Spooky storytelling during the winter is a hallowed tradition. According to Smithsonian Magazine, it stretches back centuries when families would fill winter nights with tales of spooks and monsters. 


The tradition, based on folklore and the supernatural, was frowned upon by the Puritans, so it never gained much traction in America, yet the stories were once a Christmas staple in Victorian England.

Though “scary ghost stories and tales of the glories” still seem out of place in present-day American holiday celebrations, this tradition dates to Christmas celebrations in pre-Christian times, and some believe that the tradition pre-dates Christmas itself.

During the winter solstice, sitting around fires built to ward off the darkness with the Yule Log was a tradition. The Yule Log and the Yule season are often linked to pre-Christain solstice celebrations in pagan traditions.

The reaction to hearing a ghost story around the fire became a tradition, filled with warmth and group bonding at the coldest and darkest time of the year.

The tradition lasted for hundreds of years until Puritans stopped Christmas celebrations, according to the Carnegie Museum, though many traditions were revived during the Restoration (1660 to around 1688). Many Christmas traditions were seen as old-fashioned during the Enlightenment and Industrial Revolution.

However, Charles Dickens created a small resurgence of the Christmas spirit with publications that weren’t just winter-themed but explicitly linked to Christmas, helping forge a bond between the holiday and ghost stories.

He popularized the notion of telling ghost stories on Christmas Eve with the publican of “A Christmas Carol” in 1843. According to the Carnegie Museum, the story helped reinvigorate traditions focusing on the more humanistic aspects of the holiday — global peace and forgiveness and goodwill towards humanity through good works.

Dickens also edited Christmas issues of magazines: “Household Words” and, after 1859, “All the Year Round,” which regularly included ghost stories.

Additionally, Dickens published “The Chimes and The Haunted Man,” which also features an unhappy man who changes his way after being visited by a ghost. In “The Seven Poor Travellers,” published in 1854, he claimed Christmas Eve is the “witching time for Story-telling,” according to Smithsonian Magazine.

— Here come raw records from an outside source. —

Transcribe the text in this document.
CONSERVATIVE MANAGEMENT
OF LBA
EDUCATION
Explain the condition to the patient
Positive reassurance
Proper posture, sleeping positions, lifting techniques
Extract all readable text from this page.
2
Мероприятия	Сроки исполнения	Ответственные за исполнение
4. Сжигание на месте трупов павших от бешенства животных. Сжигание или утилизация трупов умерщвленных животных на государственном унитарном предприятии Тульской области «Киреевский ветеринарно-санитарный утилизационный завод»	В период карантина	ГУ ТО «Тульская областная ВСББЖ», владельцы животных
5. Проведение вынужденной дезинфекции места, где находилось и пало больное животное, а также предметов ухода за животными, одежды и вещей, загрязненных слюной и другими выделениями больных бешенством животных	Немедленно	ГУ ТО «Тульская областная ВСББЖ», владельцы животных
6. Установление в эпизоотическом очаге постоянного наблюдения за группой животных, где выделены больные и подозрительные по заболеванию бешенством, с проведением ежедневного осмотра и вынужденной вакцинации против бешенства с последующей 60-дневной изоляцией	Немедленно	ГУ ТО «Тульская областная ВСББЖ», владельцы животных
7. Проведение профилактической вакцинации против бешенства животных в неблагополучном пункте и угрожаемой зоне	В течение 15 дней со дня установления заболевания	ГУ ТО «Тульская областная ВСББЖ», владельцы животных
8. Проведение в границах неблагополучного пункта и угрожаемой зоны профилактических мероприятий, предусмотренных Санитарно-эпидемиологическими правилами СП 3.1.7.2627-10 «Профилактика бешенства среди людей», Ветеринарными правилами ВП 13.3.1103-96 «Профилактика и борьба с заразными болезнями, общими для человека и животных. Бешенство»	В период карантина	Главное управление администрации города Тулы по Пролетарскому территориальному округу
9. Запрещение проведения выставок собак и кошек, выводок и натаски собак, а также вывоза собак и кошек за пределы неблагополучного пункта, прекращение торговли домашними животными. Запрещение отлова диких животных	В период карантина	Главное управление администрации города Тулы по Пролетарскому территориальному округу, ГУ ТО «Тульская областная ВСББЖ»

Other than Dickens’ publications, in “It’s the Most Wonderful Time of the Year,” first recorded by Andy Williams in 1963, the song lists “scary ghost stories” as one of the highlights of the holiday season.

While it’s unclear why the songwriters included the tradition, Sara Cleto, a folklorist specializing in British literature, told the History Channel the lyric may reference Dickens’ “A Christmas Carol.”

“It’s only the one text,” she said, “but it’s such a big deal here in the U.S. and the U.K., and is pretty much all that Americans know about Christmas ghost stories in isolation.”